Why Prices Are Rising
• Traders are worried about possible disruption to Iranian exports or regional shipping through the Strait of Hormuz , a chokepoint for roughly 20% of global oil exports.
• Even if a direct disruption doesn’t occur, market uncertainty and risk premiums are pushing prices up because crude markets hate instability.
Implications for Sri Lanka’s Imports
Sri Lanka imports crude on the global market, usually priced around Brent. With prices now elevated by geopolitical risk:
• Each $1 increase in Brent crude roughly adds cost to every barrel Sri Lanka buys.

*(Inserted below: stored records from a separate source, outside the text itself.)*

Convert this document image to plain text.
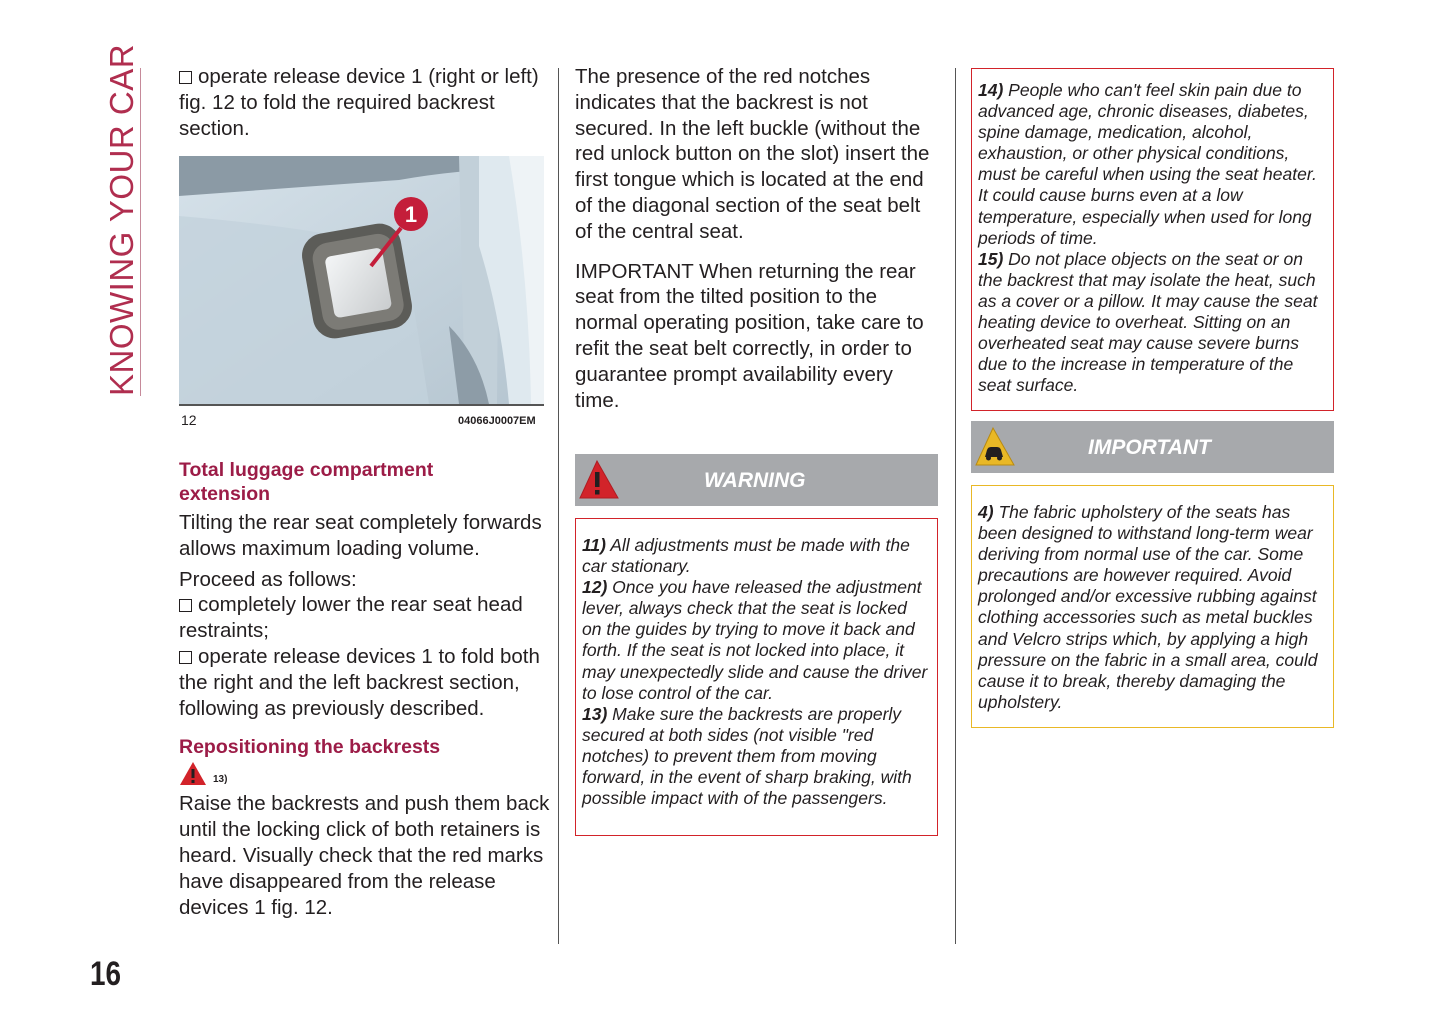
KNOWING YOUR CAR
16

operate release device 1 (right or left) fig. 12 to fold the required backrest section.

1
12	04066J0007EM
Total luggage compartment extension

Tilting the rear seat completely forwards allows maximum loading volume.

Proceed as follows:

completely lower the rear seat head restraints;

operate release devices 1 to fold both the right and the left backrest section, following as previously described.

Repositioning the backrests
13)

Raise the backrests and push them back until the locking click of both retainers is heard. Visually check that the red marks have disappeared from the release devices 1 fig. 12.

The presence of the red notches indicates that the backrest is not secured. In the left buckle (without the red unlock button on the slot) insert the first tongue which is located at the end of the diagonal section of the seat belt of the central seat.

IMPORTANT When returning the rear seat from the tilted position to the normal operating position, take care to refit the seat belt correctly, in order to guarantee prompt availability every time.

WARNING

11) All adjustments must be made with the car stationary.

12) Once you have released the adjustment lever, always check that the seat is locked on the guides by trying to move it back and forth. If the seat is not locked into place, it may unexpectedly slide and cause the driver to lose control of the car.

13) Make sure the backrests are properly secured at both sides (not visible "red notches) to prevent them from moving forward, in the event of sharp braking, with possible impact with of the passengers.

14) People who can't feel skin pain due to advanced age, chronic diseases, diabetes, spine damage, medication, alcohol, exhaustion, or other physical conditions, must be careful when using the seat heater. It could cause burns even at a low temperature, especially when used for long periods of time.

15) Do not place objects on the seat or on the backrest that may isolate the heat, such as a cover or a pillow. It may cause the seat heating device to overheat. Sitting on an overheated seat may cause severe burns due to the increase in temperature of the seat surface.

IMPORTANT

4) The fabric upholstery of the seats has been designed to withstand long-term wear deriving from normal use of the car. Some precautions are however required. Avoid prolonged and/or excessive rubbing against clothing accessories such as metal buckles and Velcro strips which, by applying a high pressure on the fabric in a small area, could cause it to break, thereby damaging the upholstery.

• If Brent stays near $72–$75/bl rather than, say, $60–$65, Sri Lanka’s bill for a typical shipment rises proportionally. • For example (very rough calculation)*:
o A crude shipment might be ~500,000 barrels (typical tanker size).
o A $7 per barrel price rise adds ~$3.5 million extra per shipment.
o On ~10 shipments per year, that’s roughly $35 million more annuallycompared with lower price scenarios , just from a $7/barrel geopolitical premium.
Bottom Line
Geopolitical tensions have pushed crude prices above recent averages, mostly through risk premiums. Traders are pricing in the possibility of disruptions, even if actual supply hasn’t yet been cut , which lifts global benchmark prices and raises the cost of imports like those Sri Lanka makes monthly.